Di Kotim, banjir parah terjadi Desa Tewai Hara, Kecamatan Bukit Santuai. Sungai Kuayan yang meluap merendam sejumlah rumah warga. Bahkan, ketinggian banjir sempat mencapai sekitar satu meter pada Minggu (22/8).
Kepala Badan Penanggulangan Bencana Daerah (BPBD) Kotim M Yusuf melalui Kasi Kedaruratan dan Logistik Yephi Hartadi mengatakan, pihaknya mendapat informasi terkait wilayah yang terdampak banjir dari Camat Bukit Santuai pada Minggu sore. ”Camat Bukit Santuai menginformasikan Desa Tewai Hara dilanda banjir,” ujarnya, Senin (23/8).
Pihaknya masih menunggu informasi dari aparatur kecamatan dan desa setempat untuk mengetahui jumlah rumah maupun kepala keluarga yang terdampak banjir. ”Kami belum terima data lengkapnya, karena masih menunggu informasi dari pihak kecamatan,” katanya.
Yephi berharap curah hujan dengan intensitas tinggi tidak lagi terjadi agar banjir tak meluas ke desa lainnya. ”Kami berharap debit air yang menggenangi desa mulai surut,” ucapnya.
Wakil Bupati Kotim Irawati mengatakan, Desa Tewai Hara kerap jadi langganan banjir saat musim hujan. Menurutnya, air mudah surut karena bencana itu merupakan banjir kiriman.
”Kami akan lihat lagi ke depannya. Apabila tidak surut atau berdampak terhadap masyarakat sekitar, insya Allah kami akan ke sana untuk melihat,” ujarnya. Apabila banjir terus melanda, pihaknya akan memberikan bantuan suplai obat-obatan maupun bahan kebutuhan pokok yang diperlukan oleh masyarakat.
Dia menuturkan, intensitas hujan tinggi memang sering menyebabkan banjir dj beberapa wilayah di Kotim. Apalagi jika hujan dengan intensitas tinggi terjadi selama dua hari berturut-turut.
”Kalau hujan dengan intensitas tinggi, pastilah (banjir), karena terjadi pasang surut. Sama saja di sini (Kota Sampit, Red) juga bisa begitu. Jadi, kalau hujan deras, apalagi sampai satu-dua hari, pasti akan banjir. Ini terjadi setiap tahun, tak bisa dimungkiri,” katanya.
Lebih lanjut dia mengatakan, pemerintah desa maupun kecamatan telah melaporkan kondisi banjir di wilayah itu. Sejauh ini masih bisa tertangani. ”Sejauh mereka masih bisa menangani, kami serahkan dulu ke mereka. Biasanya mereka akan lapor ke kami kalau tidak bisa menangani. Laporannya sejauh ini tidak ada korban, cuma air pasang,” jelasnya.

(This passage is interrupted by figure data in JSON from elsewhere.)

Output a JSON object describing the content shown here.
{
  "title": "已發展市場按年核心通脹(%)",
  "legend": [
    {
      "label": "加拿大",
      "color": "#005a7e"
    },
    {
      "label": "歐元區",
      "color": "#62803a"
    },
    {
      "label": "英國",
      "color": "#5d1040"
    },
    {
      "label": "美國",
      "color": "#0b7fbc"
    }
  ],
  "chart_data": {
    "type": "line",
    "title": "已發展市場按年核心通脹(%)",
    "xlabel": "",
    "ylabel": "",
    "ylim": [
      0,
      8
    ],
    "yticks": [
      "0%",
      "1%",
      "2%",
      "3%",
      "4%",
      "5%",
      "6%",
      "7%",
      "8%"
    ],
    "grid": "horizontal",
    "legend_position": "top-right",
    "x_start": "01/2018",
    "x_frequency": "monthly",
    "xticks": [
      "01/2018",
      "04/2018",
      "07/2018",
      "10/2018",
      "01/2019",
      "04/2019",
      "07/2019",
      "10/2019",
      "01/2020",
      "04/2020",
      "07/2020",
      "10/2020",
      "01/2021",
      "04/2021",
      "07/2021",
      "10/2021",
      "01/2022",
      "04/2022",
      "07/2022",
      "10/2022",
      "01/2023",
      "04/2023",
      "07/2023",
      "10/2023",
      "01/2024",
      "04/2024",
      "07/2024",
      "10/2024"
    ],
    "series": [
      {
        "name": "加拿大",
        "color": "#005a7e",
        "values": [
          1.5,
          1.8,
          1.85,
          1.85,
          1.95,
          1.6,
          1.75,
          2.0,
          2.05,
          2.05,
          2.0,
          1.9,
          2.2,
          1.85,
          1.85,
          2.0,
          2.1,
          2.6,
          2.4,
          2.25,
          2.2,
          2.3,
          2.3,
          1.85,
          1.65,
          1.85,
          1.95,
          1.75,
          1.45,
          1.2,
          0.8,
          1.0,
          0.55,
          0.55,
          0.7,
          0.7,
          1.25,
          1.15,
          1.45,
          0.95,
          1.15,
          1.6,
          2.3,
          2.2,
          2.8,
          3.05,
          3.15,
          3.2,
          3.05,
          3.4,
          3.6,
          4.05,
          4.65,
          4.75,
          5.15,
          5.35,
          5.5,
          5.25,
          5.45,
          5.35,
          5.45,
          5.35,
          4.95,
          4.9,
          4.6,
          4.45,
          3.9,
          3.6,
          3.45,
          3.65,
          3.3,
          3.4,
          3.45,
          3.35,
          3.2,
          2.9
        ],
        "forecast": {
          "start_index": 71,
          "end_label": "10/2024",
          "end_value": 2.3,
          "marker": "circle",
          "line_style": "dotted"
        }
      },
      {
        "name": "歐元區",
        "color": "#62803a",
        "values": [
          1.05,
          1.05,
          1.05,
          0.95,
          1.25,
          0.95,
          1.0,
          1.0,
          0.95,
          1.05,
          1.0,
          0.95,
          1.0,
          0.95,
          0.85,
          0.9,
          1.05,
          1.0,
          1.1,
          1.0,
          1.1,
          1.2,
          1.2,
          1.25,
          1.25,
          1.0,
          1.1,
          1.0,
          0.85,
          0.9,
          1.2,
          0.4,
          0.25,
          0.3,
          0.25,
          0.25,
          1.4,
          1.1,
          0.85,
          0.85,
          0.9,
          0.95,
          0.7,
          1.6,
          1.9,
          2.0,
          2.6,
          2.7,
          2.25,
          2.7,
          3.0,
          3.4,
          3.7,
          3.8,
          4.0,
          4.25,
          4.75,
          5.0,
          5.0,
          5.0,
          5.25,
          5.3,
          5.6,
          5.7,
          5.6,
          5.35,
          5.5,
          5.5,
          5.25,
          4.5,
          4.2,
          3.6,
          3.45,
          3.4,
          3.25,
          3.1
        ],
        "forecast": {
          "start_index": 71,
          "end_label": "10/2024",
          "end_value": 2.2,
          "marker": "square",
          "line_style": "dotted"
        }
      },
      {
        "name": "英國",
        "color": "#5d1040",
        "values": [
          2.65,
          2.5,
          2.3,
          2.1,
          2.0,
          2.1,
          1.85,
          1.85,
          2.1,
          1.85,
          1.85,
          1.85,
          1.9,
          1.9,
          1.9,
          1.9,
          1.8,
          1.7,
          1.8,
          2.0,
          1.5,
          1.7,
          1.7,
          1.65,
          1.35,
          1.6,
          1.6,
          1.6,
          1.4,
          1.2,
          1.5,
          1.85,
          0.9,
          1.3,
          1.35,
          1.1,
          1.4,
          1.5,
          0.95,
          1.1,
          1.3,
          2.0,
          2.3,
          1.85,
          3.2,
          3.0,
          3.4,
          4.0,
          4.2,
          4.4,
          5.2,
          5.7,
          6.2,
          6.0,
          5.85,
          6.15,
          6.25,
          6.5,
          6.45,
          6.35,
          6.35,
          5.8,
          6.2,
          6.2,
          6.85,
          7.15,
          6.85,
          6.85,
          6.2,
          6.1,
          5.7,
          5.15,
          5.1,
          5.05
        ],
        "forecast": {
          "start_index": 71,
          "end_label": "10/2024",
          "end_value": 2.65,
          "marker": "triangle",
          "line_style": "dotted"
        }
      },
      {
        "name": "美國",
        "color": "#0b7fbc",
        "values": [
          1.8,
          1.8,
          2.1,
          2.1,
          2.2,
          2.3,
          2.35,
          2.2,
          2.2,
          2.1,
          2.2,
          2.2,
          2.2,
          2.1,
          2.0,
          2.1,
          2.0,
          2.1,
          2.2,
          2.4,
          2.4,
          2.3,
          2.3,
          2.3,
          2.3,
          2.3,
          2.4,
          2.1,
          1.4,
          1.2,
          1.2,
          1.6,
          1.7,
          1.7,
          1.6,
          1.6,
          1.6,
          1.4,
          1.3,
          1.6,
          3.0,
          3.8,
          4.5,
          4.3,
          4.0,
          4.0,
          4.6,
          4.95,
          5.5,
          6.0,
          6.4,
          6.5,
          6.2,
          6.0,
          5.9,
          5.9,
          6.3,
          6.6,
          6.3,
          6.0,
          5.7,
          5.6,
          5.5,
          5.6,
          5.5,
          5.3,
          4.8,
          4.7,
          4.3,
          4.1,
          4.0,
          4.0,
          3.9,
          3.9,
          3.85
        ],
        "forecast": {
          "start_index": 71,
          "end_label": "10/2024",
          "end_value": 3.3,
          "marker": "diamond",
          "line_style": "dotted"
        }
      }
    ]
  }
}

Di Kotawaringin Barat, banjir akibat luapan Sungai Arut semakin meluas. Setelah mengancam ratusan jiwa warga Desa Sambi, kini permukiman warga di Desa Sungai Dau, Kecamatan Arut Utara, dikabarkan ikut diterjang banjir, Senin (23/8). Tak hanya itu, banjir dikhawatirkan ikut melanda Desa Gandis, Pandau, dan Desa Panahan.

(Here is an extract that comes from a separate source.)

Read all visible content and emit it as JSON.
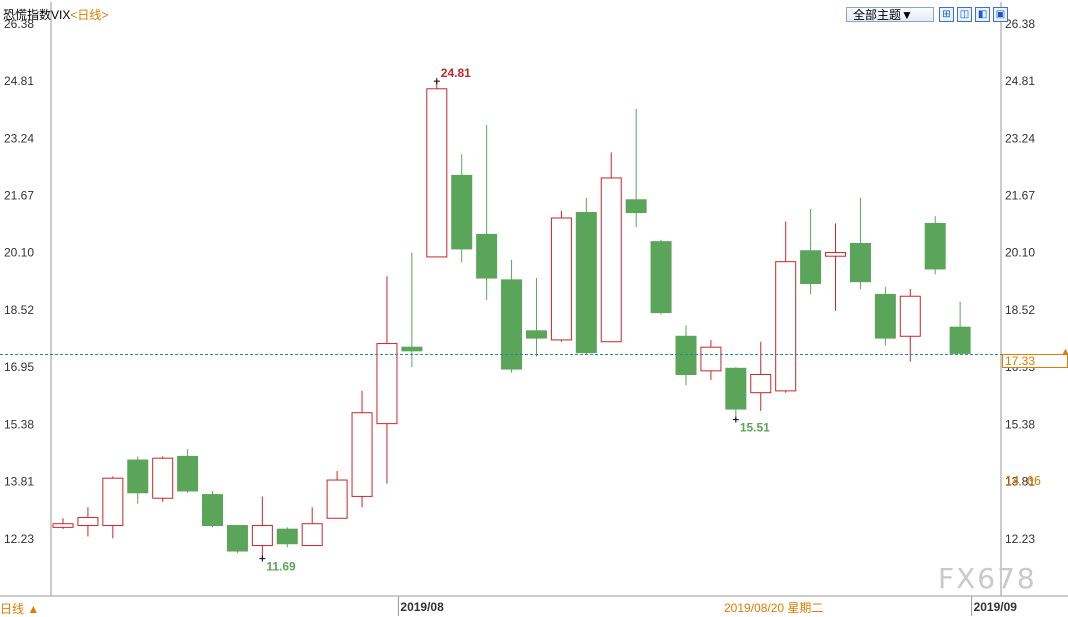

Hujan yang turun berkepanjangan, membuat ketinggian air yang merendam rumah dan fasilitas jalan, serta sarana ibadah yang awalnya hanya selutut orang dewasa, naik dengan cepat hingga mencapai 150 sentimeter.
Di Desa Sungai Dau, kedalaman air mencapai pinggang orang dewasa. Warga terpaksa mulai dievakuasi ke tempat yang lebih aman oleh tim gabungan, baik dari BPBD Kobar, TNI, dan Polri.